Minnesota Statute §518.175, subd. 1, makes it clear that visitation rights are not absolute and are to be exercised only when in the best interest of the child.  Manthei v. Manthei, 268 N.W.2d 45 (Minn. 1978).

In a situation where a child is too young to express a parental preference, custody should be awarded to the primary caretaker (unless there is a showing that parent is not fit to have custody).  Steinke v. Steinke, 428 N.W.2d 579, 583 (Minn.App. 1988) (quotation omitted) (citing Pikula v. Pikula 374 N.W.2d at 713).  Minnesota law has indentified the primary parent as one who performs duties such as:

1)     planning and preparing meals;

2)     bathing, grooming and dressing;

3)     purchasing, cleaning, and care of clothing;

4)     medical care, including trips to the doctor;

5)     arranging for social interaction with peers (play dates);

6)     arranging daycare;

7)     putting the child to bed at night, attending to the child during the night, waking the child in the morning;

8)     disciplining;

9)     educating (religious, cultural, and social, etc.); and

10)     teaching elementary skills such as reading and writing.

Additionally, a primary concern in determining custody is maintaining regularity and stability in the child’s life.  Brauer v. Brauer, 384 N.W.2d 595, 598 (Minn.App. 1986).

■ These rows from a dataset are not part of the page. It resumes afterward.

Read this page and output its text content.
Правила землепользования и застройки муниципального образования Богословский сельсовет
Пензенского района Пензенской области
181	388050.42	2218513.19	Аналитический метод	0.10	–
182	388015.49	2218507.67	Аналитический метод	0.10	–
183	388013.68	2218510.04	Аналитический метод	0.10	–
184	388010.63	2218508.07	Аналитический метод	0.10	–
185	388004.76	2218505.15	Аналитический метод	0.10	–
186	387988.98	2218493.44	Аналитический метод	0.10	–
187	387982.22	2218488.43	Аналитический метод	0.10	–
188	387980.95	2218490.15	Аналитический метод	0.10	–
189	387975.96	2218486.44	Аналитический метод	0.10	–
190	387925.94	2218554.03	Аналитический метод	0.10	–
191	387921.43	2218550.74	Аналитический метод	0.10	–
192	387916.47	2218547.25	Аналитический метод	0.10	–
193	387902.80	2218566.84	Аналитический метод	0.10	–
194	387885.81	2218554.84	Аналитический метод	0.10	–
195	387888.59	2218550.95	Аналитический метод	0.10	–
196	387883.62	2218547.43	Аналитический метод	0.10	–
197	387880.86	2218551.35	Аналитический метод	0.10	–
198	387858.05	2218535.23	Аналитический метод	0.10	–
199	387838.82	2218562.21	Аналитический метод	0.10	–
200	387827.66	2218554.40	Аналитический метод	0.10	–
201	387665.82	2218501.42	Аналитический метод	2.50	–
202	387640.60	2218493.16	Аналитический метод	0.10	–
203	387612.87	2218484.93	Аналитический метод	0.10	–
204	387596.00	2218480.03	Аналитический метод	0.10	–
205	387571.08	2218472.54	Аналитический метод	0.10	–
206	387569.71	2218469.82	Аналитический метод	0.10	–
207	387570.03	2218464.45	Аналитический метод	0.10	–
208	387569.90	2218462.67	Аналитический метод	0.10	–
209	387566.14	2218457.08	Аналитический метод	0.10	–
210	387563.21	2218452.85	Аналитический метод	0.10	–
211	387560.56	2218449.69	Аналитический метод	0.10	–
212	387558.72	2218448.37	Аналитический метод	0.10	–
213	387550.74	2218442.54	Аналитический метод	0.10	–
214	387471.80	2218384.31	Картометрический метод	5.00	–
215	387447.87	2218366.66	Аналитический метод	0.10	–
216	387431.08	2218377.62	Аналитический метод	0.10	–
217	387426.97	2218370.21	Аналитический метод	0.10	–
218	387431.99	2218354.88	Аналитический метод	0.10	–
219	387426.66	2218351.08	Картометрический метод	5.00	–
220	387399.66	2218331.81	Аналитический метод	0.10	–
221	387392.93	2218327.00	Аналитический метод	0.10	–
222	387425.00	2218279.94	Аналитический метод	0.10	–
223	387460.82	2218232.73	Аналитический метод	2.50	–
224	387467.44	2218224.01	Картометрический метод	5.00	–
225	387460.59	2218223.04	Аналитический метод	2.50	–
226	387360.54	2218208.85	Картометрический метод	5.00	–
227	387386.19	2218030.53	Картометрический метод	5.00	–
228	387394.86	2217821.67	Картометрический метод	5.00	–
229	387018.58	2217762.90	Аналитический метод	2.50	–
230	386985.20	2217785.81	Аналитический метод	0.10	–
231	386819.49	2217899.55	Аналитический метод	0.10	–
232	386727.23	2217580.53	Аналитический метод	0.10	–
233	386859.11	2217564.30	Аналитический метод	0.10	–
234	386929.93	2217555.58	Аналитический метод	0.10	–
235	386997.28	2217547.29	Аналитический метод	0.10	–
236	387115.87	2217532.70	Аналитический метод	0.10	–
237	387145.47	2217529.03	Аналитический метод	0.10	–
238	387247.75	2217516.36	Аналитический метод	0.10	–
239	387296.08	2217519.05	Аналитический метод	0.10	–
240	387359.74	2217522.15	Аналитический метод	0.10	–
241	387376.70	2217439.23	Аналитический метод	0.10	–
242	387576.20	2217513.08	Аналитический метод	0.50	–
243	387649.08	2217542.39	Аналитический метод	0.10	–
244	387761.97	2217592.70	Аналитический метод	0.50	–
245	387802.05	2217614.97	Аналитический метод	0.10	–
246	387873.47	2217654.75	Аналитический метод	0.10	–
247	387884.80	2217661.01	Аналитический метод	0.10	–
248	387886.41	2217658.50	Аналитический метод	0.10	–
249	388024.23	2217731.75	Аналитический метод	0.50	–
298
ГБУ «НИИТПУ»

For example, in a situation where one parent is away from the children often due to travel for work, or utilizes nannies and babysitters during time with the children, it may be difficult to prove that parent should have custody because he or she does not provide much in the way of primary care duties.  Custody in this case, would likely go to the parent who performs the duties above.

Additionally, an argument could be made that the parent who does not provide those care duties is unable to do so and should have limited time with the children.  For instance, the children should not spend overnights with this parent because he or she is not accustomed to the bedtime or waking routines.  Keeping the children most often with the parent who has provided these duties may help maintain stability and regularity for them.